Fitch found that 65% of banks surveyed are already using risk and control self assessments, while 33% have developed tools for monitoring key risk indicators. Some 38% of banks surveyed use risk mapping, with only 10% using scorecards as additional tools. The number of banks using these tools will have significantly increased by 2007, says Fitch (see chart). It also found that only 13% of the respondents to the survey had collected internal data necessary to measure operational risk for one year or less.

But Fitch says significant sophistication is required within an institution to use the full arsenal of tools necessary to derive appropriate capital numbers, and it added that many survey respondents noted that there are inherent challenges in combining these pieces into an integrated approach. These include the difficulty of supplementing the use of internal data with external data and structured scenarios. “Some respondents expressed concern over the high level of value judgement that is necessary in pulling all these items together into integrated models,” says Fitch. It also says that some respondents expressed concern that a reliance on expert opinion could lead to the manipulation of operational risk models.

Scott added that some of the banks surveyed expressed concerns about the quality of the data they have collected.

Banks create a ‘loss distribution function’ for operational risk by either collecting data internally, using external data or coming up with loss scenarios. Fitch says that due to uncertain parameters and data availability, and integrity issues, many of the banks surveyed noted that a high degree of judgement is needed when constructing a ‘best-fit’ statistical distribution for modelling the data.

The big problem with operational risk is that it is much more difficult to quantify at a high confidence level than, for example, market risk, which has the benefit of frequently changing and easily seen prices. Op risk loss events tend to occur less frequently, so there are less data points for analysts to work with. “Thus, in addition to some science, a good bit of art is involved in modelling this risk,” says Fitch.

“It may well be that a bank can model different loss distributions that fit the data equally well from a statistical standpoint, but which produce greatly differing capital charges. Accordingly, this will make it very difficult for banks and regulators to validate the ‘accuracy’ of operational risk models,” adds Fitch.

The new Basel capital Accord lets banks choose one of three approaches to measuring op risk depending on how sophisticated the institution wants to be. Fitch says some of the banks that divulged their estimated capital charges for op risk have found that with the most advanced method – known as the ‘advanced measurement approach’ – their capital charges could be higher than those calculated using the less sophisticated ‘standardised approach’.

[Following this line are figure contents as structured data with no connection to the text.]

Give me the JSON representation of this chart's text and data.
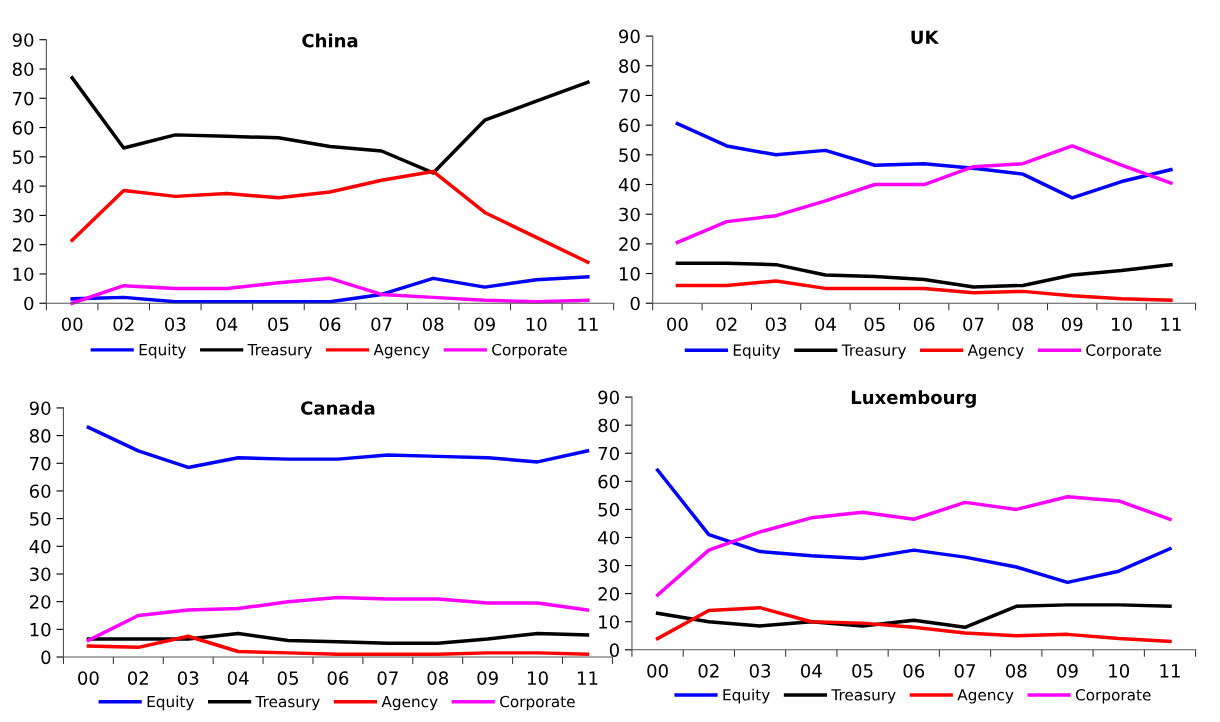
{
  "chart_data": [
    {
      "type": "line",
      "title": "China",
      "categories": [
        "00",
        "02",
        "03",
        "04",
        "05",
        "06",
        "07",
        "08",
        "09",
        "10",
        "11"
      ],
      "ylim": [
        0,
        90
      ],
      "yticks": [
        0,
        10,
        20,
        30,
        40,
        50,
        60,
        70,
        80,
        90
      ],
      "legend": "bottom",
      "grid": false,
      "series": [
        {
          "name": "Equity",
          "color": "#0000ff",
          "values": [
            1.5,
            2,
            0.5,
            0.5,
            0.5,
            0.5,
            3,
            8.5,
            5.5,
            8,
            9
          ]
        },
        {
          "name": "Treasury",
          "color": "#000000",
          "values": [
            77,
            53,
            57.5,
            57,
            56.5,
            53.5,
            52,
            44.5,
            62.5,
            69,
            75.5
          ]
        },
        {
          "name": "Agency",
          "color": "#ff0000",
          "values": [
            21.5,
            38.5,
            36.5,
            37.5,
            36,
            38,
            42,
            45,
            31,
            22.5,
            14
          ]
        },
        {
          "name": "Corporate",
          "color": "#ff00ff",
          "values": [
            0,
            6,
            5,
            5,
            7,
            8.5,
            3,
            2,
            1,
            0.5,
            1
          ]
        }
      ]
    },
    {
      "type": "line",
      "title": "UK",
      "categories": [
        "00",
        "02",
        "03",
        "04",
        "05",
        "06",
        "07",
        "08",
        "09",
        "10",
        "11"
      ],
      "ylim": [
        0,
        90
      ],
      "yticks": [
        0,
        10,
        20,
        30,
        40,
        50,
        60,
        70,
        80,
        90
      ],
      "legend": "bottom",
      "grid": false,
      "series": [
        {
          "name": "Equity",
          "color": "#0000ff",
          "values": [
            60.5,
            53,
            50,
            51.5,
            46.5,
            47,
            45.5,
            43.5,
            35.5,
            41,
            45
          ]
        },
        {
          "name": "Treasury",
          "color": "#000000",
          "values": [
            13.5,
            13.5,
            13,
            9.5,
            9,
            8,
            5.5,
            6,
            9.5,
            11,
            13
          ]
        },
        {
          "name": "Agency",
          "color": "#ff0000",
          "values": [
            6,
            6,
            7.5,
            5,
            5,
            5,
            3.5,
            4,
            2.5,
            1.5,
            1
          ]
        },
        {
          "name": "Corporate",
          "color": "#ff00ff",
          "values": [
            20.5,
            27.5,
            29.5,
            34.5,
            40,
            40,
            46,
            47,
            53,
            46.5,
            40.5
          ]
        }
      ]
    },
    {
      "type": "line",
      "title": "Canada",
      "categories": [
        "00",
        "02",
        "03",
        "04",
        "05",
        "06",
        "07",
        "08",
        "09",
        "10",
        "11"
      ],
      "ylim": [
        0,
        90
      ],
      "yticks": [
        0,
        10,
        20,
        30,
        40,
        50,
        60,
        70,
        80,
        90
      ],
      "legend": "bottom",
      "grid": false,
      "series": [
        {
          "name": "Equity",
          "color": "#0000ff",
          "values": [
            83,
            74.5,
            68.5,
            72,
            71.5,
            71.5,
            73,
            72.5,
            72,
            70.5,
            74.5
          ]
        },
        {
          "name": "Treasury",
          "color": "#000000",
          "values": [
            6.5,
            6.5,
            6.5,
            8.5,
            6,
            5.5,
            5,
            5,
            6.5,
            8.5,
            8
          ]
        },
        {
          "name": "Agency",
          "color": "#ff0000",
          "values": [
            4,
            3.5,
            7.5,
            2,
            1.5,
            1,
            1,
            1,
            1.5,
            1.5,
            1
          ]
        },
        {
          "name": "Corporate",
          "color": "#ff00ff",
          "values": [
            6,
            15,
            17,
            17.5,
            20,
            21.5,
            21,
            21,
            19.5,
            19.5,
            17
          ]
        }
      ]
    },
    {
      "type": "line",
      "title": "Luxembourg",
      "categories": [
        "00",
        "02",
        "03",
        "04",
        "05",
        "06",
        "07",
        "08",
        "09",
        "10",
        "11"
      ],
      "ylim": [
        0,
        90
      ],
      "yticks": [
        0,
        10,
        20,
        30,
        40,
        50,
        60,
        70,
        80,
        90
      ],
      "legend": "bottom",
      "grid": false,
      "series": [
        {
          "name": "Equity",
          "color": "#0000ff",
          "values": [
            64,
            41,
            35,
            33.5,
            32.5,
            35.5,
            33,
            29.5,
            24,
            28,
            36
          ]
        },
        {
          "name": "Treasury",
          "color": "#000000",
          "values": [
            13,
            10,
            8.5,
            10,
            8.5,
            10.5,
            8,
            15.5,
            16,
            16,
            15.5
          ]
        },
        {
          "name": "Agency",
          "color": "#ff0000",
          "values": [
            4,
            14,
            15,
            10,
            9.5,
            8,
            6,
            5,
            5.5,
            4,
            3
          ]
        },
        {
          "name": "Corporate",
          "color": "#ff00ff",
          "values": [
            19.5,
            35.5,
            42,
            47,
            49,
            46.5,
            52.5,
            50,
            54.5,
            53,
            46.5
          ]
        }
      ]
    }
  ]
}
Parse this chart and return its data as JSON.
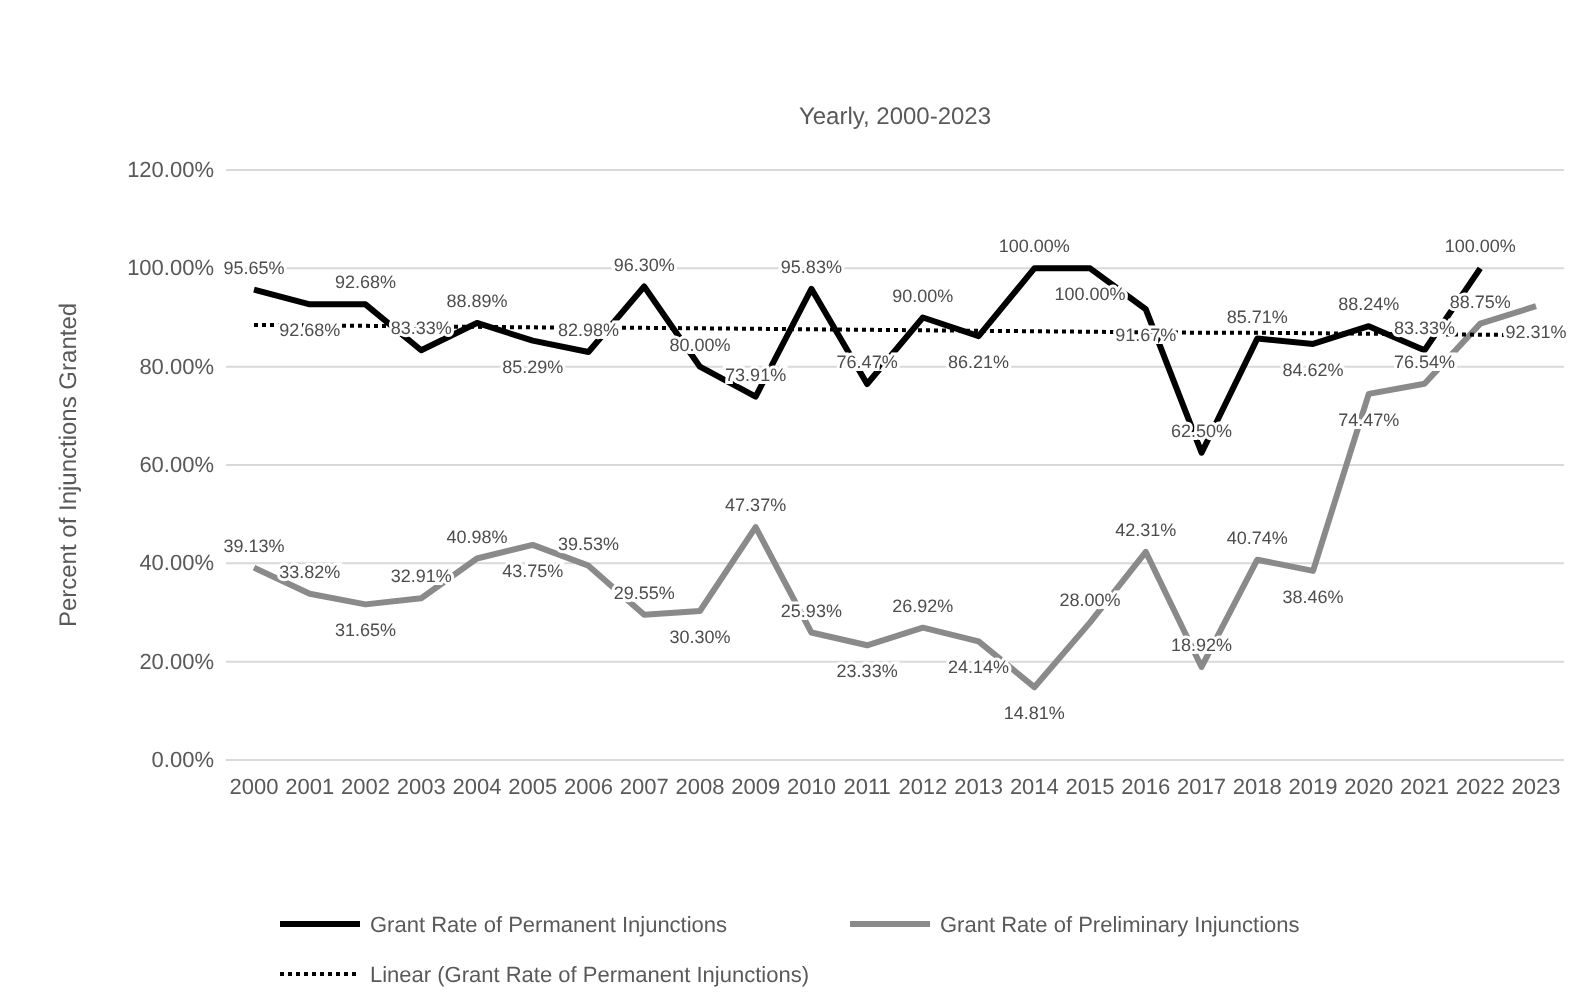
{
  "chart_data": {
    "type": "line",
    "title": "Yearly, 2000-2023",
    "ylabel": "Percent of Injunctions Granted",
    "categories": [
      "2000",
      "2001",
      "2002",
      "2003",
      "2004",
      "2005",
      "2006",
      "2007",
      "2008",
      "2009",
      "2010",
      "2011",
      "2012",
      "2013",
      "2014",
      "2015",
      "2016",
      "2017",
      "2018",
      "2019",
      "2020",
      "2021",
      "2022",
      "2023"
    ],
    "series": [
      {
        "name": "Grant Rate of Permanent Injunctions",
        "color": "#000000",
        "values": [
          95.65,
          92.68,
          92.68,
          83.33,
          88.89,
          85.29,
          82.98,
          96.3,
          80.0,
          73.91,
          95.83,
          76.47,
          90.0,
          86.21,
          100,
          100,
          91.67,
          62.5,
          85.71,
          84.62,
          88.24,
          83.33,
          100,
          null
        ],
        "value_labels": [
          "95.65%",
          "92.68%",
          "92.68%",
          "83.33%",
          "88.89%",
          "85.29%",
          "82.98%",
          "96.30%",
          "80.00%",
          "73.91%",
          "95.83%",
          "76.47%",
          "90.00%",
          "86.21%",
          "100.00%",
          "100.00%",
          "91.67%",
          "62.50%",
          "85.71%",
          "84.62%",
          "88.24%",
          "83.33%",
          "100.00%",
          null
        ]
      },
      {
        "name": "Grant Rate of Preliminary Injunctions",
        "color": "#8a8a8a",
        "values": [
          39.13,
          33.82,
          31.65,
          32.91,
          40.98,
          43.75,
          39.53,
          29.55,
          30.3,
          47.37,
          25.93,
          23.33,
          26.92,
          24.14,
          14.81,
          28.0,
          42.31,
          18.92,
          40.74,
          38.46,
          74.47,
          76.54,
          88.75,
          92.31
        ],
        "value_labels": [
          "39.13%",
          "33.82%",
          "31.65%",
          "32.91%",
          "40.98%",
          "43.75%",
          "39.53%",
          "29.55%",
          "30.30%",
          "47.37%",
          "25.93%",
          "23.33%",
          "26.92%",
          "24.14%",
          "14.81%",
          "28.00%",
          "42.31%",
          "18.92%",
          "40.74%",
          "38.46%",
          "74.47%",
          "76.54%",
          "88.75%",
          "92.31%"
        ]
      },
      {
        "name": "Linear (Grant Rate of Permanent Injunctions)",
        "color": "#000000",
        "line_style": "dotted",
        "values": [
          88.5,
          88.4,
          88.3,
          88.2,
          88.1,
          88.0,
          87.9,
          87.9,
          87.8,
          87.7,
          87.6,
          87.5,
          87.4,
          87.3,
          87.2,
          87.1,
          87.0,
          86.9,
          86.9,
          86.8,
          86.7,
          86.6,
          86.5,
          86.4
        ]
      }
    ],
    "ylim": [
      0,
      120
    ],
    "yticks": [
      {
        "value": 0,
        "label": "0.00%"
      },
      {
        "value": 20,
        "label": "20.00%"
      },
      {
        "value": 40,
        "label": "40.00%"
      },
      {
        "value": 60,
        "label": "60.00%"
      },
      {
        "value": 80,
        "label": "80.00%"
      },
      {
        "value": 100,
        "label": "100.00%"
      },
      {
        "value": 120,
        "label": "120.00%"
      }
    ],
    "grid": "y",
    "legend": "bottom",
    "line_style": "solid"
  }
}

“If the Basel Committee’s intended goal is to provide incentives for banks to adopt the more sophisticated risk measurement and management approach, it will be important that the advanced measurement approach generates a lower capital charge than the other less sophisticated approaches,” says Scott.

Fitch added, however, that its figures do not take account of diversification benefits that would lower capital charges with the advanced approach.

“In view of the challenges involved in estimating the correlation between the occurrence of operational events, it is likely that both banks and regulators will struggle with the issue of how much of a benefit to allow, and whether the ‘proof’ provided is acceptable to warrant appropriate capital reduction,” says Fitch.